Touch Techne is an 8 channel video installation that is a minor micro-history, a speculative visual fabulation, an entangled sculptural video that describes the human impulse to image the natural world. In this work this story is told entirely through the medium of commercial stock footage.
In Touch Techne affective, material and evocative relationships unfold between textural, sensual imagery. The footage has been selected to correspond to a series of taxonomies and forces of the natural world; fire, earth, air, water; animal, vegetable, mineral. This footage is edited into kaleidoscopic, hypnotic arrays that move in and out of synchronicity. It calls for a consideration of how humans represent and image the natural world, for what purpose and for whom, how these representations are commodified and traded and how they inform our relationship to the world and the other entities in it.

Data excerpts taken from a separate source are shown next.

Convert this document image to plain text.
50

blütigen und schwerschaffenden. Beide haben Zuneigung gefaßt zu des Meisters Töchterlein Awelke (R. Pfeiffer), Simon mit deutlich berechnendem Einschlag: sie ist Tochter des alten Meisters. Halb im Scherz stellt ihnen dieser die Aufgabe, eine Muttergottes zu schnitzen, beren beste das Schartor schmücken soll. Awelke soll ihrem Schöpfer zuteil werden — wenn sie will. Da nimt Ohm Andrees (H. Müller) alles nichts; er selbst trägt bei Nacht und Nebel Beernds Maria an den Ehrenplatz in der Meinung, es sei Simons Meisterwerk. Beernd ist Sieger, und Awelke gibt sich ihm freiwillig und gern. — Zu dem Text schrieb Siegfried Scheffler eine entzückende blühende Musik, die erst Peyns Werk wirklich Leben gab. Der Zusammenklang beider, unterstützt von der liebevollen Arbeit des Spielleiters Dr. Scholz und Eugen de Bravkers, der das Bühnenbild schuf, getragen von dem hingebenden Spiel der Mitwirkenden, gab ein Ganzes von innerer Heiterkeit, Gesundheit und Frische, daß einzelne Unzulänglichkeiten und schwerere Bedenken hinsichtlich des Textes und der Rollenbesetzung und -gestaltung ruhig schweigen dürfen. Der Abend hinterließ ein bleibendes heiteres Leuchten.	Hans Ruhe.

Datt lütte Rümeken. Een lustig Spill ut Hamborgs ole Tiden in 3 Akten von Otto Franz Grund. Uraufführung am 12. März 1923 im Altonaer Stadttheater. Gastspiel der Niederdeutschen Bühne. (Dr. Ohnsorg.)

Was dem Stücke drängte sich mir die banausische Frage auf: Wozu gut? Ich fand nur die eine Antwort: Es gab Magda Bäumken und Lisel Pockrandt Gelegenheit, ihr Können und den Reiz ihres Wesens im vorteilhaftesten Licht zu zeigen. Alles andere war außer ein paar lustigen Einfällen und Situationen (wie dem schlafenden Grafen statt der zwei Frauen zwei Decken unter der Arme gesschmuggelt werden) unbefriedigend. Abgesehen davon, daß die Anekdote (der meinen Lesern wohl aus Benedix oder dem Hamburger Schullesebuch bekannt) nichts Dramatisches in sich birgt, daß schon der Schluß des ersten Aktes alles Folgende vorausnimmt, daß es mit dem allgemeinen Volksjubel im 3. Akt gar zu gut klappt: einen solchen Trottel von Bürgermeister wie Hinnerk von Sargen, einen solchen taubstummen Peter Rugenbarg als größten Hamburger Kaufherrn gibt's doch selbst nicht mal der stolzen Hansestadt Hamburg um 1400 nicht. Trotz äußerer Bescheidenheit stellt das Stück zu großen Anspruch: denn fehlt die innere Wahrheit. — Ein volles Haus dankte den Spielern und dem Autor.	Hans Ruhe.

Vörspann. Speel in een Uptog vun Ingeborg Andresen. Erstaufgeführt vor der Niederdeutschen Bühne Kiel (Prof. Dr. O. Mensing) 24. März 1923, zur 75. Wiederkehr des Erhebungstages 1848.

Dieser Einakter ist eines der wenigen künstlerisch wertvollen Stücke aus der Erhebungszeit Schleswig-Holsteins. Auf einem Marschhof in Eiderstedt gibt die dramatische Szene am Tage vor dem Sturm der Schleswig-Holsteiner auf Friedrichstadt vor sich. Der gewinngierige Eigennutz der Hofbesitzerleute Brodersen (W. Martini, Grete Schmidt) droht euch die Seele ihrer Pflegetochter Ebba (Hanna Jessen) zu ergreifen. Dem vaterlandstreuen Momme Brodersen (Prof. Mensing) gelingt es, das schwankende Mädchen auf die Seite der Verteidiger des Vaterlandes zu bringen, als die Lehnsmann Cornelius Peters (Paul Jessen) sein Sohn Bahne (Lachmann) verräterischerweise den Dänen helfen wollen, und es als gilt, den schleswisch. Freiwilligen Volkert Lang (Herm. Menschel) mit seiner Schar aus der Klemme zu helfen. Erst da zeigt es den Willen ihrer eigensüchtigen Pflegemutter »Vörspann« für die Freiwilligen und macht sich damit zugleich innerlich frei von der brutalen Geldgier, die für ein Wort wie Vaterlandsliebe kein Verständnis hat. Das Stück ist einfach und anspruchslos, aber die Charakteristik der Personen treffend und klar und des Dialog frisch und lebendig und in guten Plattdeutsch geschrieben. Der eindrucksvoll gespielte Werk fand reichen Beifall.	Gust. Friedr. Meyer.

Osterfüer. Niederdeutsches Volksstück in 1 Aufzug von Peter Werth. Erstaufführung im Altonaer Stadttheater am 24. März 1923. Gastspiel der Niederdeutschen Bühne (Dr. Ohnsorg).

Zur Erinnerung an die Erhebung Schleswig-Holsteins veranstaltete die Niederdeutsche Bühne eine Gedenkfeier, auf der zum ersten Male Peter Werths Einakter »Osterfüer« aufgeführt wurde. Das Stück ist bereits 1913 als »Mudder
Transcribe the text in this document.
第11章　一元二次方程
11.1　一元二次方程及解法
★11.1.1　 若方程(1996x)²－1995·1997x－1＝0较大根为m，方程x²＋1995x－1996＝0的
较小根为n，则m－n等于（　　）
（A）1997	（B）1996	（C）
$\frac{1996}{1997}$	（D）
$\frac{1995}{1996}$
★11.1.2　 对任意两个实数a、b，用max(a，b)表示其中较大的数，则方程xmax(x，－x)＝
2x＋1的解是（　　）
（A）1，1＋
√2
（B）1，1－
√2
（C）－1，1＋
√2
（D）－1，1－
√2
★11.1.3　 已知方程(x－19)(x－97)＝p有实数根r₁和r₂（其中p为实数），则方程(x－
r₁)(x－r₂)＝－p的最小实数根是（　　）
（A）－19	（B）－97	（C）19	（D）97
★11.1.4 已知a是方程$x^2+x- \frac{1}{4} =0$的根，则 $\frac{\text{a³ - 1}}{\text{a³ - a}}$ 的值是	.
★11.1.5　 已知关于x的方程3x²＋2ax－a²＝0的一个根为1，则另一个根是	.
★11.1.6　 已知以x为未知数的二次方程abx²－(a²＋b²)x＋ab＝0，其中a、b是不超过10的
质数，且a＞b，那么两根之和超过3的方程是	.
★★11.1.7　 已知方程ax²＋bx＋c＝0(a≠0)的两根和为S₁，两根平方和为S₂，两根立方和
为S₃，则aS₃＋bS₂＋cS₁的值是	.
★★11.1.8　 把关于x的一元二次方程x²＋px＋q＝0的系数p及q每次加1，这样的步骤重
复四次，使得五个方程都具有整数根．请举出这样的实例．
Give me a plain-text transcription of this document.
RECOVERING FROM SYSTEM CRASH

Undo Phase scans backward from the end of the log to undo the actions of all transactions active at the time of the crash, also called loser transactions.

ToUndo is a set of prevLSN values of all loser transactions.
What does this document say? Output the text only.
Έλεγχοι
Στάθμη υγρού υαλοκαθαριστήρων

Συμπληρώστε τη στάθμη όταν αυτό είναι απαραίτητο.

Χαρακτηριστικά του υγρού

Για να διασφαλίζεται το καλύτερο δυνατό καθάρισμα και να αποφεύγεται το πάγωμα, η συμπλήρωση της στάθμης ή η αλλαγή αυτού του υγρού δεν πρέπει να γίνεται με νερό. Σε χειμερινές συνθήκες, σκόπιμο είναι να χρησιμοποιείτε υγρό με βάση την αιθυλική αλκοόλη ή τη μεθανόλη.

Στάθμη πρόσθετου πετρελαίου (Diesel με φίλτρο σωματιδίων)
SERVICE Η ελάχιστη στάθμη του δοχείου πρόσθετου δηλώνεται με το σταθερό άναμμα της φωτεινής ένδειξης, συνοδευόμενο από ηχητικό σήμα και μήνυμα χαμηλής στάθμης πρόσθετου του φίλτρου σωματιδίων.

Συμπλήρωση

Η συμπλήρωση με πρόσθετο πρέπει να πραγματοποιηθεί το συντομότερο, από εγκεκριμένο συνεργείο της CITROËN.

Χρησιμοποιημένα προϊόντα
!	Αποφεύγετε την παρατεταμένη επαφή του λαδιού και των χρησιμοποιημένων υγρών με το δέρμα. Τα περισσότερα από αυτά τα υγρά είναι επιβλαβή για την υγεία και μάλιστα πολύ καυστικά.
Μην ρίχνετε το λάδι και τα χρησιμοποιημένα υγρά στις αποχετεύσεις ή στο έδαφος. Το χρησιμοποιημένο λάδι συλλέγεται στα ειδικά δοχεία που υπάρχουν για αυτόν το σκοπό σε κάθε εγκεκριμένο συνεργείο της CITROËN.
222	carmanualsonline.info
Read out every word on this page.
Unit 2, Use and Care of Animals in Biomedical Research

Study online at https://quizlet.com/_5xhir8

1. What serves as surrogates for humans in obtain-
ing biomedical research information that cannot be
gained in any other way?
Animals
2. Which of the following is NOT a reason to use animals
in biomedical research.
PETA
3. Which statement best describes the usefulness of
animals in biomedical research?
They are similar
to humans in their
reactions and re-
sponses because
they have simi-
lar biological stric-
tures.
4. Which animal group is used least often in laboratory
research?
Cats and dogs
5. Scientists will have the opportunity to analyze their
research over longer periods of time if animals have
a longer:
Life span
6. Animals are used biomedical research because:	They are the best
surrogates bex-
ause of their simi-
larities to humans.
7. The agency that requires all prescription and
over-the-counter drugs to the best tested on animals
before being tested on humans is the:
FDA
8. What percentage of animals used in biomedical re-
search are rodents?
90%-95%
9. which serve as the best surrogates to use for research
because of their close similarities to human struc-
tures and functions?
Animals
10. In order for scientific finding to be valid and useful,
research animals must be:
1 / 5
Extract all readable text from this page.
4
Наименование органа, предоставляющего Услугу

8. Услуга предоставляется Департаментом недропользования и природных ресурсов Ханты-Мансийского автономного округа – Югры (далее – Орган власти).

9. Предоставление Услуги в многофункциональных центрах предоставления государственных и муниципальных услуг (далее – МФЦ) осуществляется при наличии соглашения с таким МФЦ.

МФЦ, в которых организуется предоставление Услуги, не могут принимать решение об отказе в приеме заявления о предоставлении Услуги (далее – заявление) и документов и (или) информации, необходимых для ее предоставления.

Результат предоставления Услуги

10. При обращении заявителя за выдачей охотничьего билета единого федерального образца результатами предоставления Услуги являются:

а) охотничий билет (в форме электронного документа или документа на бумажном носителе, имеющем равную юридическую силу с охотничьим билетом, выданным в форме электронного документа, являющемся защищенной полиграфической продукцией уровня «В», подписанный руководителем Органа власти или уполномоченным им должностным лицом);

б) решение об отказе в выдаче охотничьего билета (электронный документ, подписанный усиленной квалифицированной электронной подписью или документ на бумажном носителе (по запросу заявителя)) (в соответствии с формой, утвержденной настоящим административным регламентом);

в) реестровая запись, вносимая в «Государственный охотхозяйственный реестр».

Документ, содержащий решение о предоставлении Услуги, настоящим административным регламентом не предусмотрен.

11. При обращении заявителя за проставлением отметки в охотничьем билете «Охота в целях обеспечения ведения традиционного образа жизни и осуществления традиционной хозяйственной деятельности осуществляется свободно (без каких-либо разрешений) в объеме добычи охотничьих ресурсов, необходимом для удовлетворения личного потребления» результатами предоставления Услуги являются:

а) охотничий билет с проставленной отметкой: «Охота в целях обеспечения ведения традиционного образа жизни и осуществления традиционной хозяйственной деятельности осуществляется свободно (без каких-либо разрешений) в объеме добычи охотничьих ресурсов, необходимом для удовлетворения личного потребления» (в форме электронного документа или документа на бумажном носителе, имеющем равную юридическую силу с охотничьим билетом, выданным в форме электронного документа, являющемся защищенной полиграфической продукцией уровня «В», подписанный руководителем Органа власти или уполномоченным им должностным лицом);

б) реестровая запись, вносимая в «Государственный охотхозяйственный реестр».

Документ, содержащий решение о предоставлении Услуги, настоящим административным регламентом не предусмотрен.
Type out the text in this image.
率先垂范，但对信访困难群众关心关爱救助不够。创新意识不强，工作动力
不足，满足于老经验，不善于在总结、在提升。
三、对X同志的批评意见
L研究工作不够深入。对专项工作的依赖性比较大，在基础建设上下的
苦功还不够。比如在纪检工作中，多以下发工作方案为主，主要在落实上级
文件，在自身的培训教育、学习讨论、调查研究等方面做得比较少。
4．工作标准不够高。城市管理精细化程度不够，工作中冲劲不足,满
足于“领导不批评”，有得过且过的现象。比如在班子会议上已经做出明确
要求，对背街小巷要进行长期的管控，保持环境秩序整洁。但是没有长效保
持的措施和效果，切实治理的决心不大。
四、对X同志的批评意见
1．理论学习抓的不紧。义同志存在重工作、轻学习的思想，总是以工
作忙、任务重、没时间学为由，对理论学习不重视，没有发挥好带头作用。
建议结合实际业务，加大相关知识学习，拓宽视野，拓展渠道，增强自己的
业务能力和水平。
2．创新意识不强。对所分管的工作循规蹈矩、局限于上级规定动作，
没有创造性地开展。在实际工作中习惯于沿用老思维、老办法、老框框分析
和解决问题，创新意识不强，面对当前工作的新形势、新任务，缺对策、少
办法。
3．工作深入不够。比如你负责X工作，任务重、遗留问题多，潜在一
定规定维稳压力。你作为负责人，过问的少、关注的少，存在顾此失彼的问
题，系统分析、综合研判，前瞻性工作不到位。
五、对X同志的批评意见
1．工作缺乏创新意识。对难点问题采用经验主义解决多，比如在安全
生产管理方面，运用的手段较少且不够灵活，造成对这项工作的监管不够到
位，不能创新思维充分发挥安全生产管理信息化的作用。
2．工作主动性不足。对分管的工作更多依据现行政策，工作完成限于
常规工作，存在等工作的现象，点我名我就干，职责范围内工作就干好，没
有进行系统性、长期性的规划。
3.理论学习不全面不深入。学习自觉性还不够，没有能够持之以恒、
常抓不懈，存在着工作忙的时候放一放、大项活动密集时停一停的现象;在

Touch Techne was commissioned by VISUAL Carlow and Carlow Arts Festival for Woman in the Machine.
Barbara Knežević
Barbara Knežević works primarily in sculpture and object making, utilising complex formations of objects and moving images. These formations are an omnivorous selection of things acting together calling to mind familiar arrangements; film sets, photographic shoots, museum displays, retail displays and other staged arrangements of found and fabricated items. These concentrated sculptural arrangements aim to distil and amplify the qualities and affect of the objects they display, through repeating and calling attention to texture, colour, opacity, pattern or other haptic, sensual qualities. Barbara Knežević’s work explores the potential for artworks to create affect, produce feeling, to induce wellbeing or to generate emotive and pleasurable states. Her sculptural concentrations produce intra-relations between objects, viewer, and space and propose the potential of artworks as zones for radical joyfulness and pleasure, and as ways to reimagine and reconsider ways of being.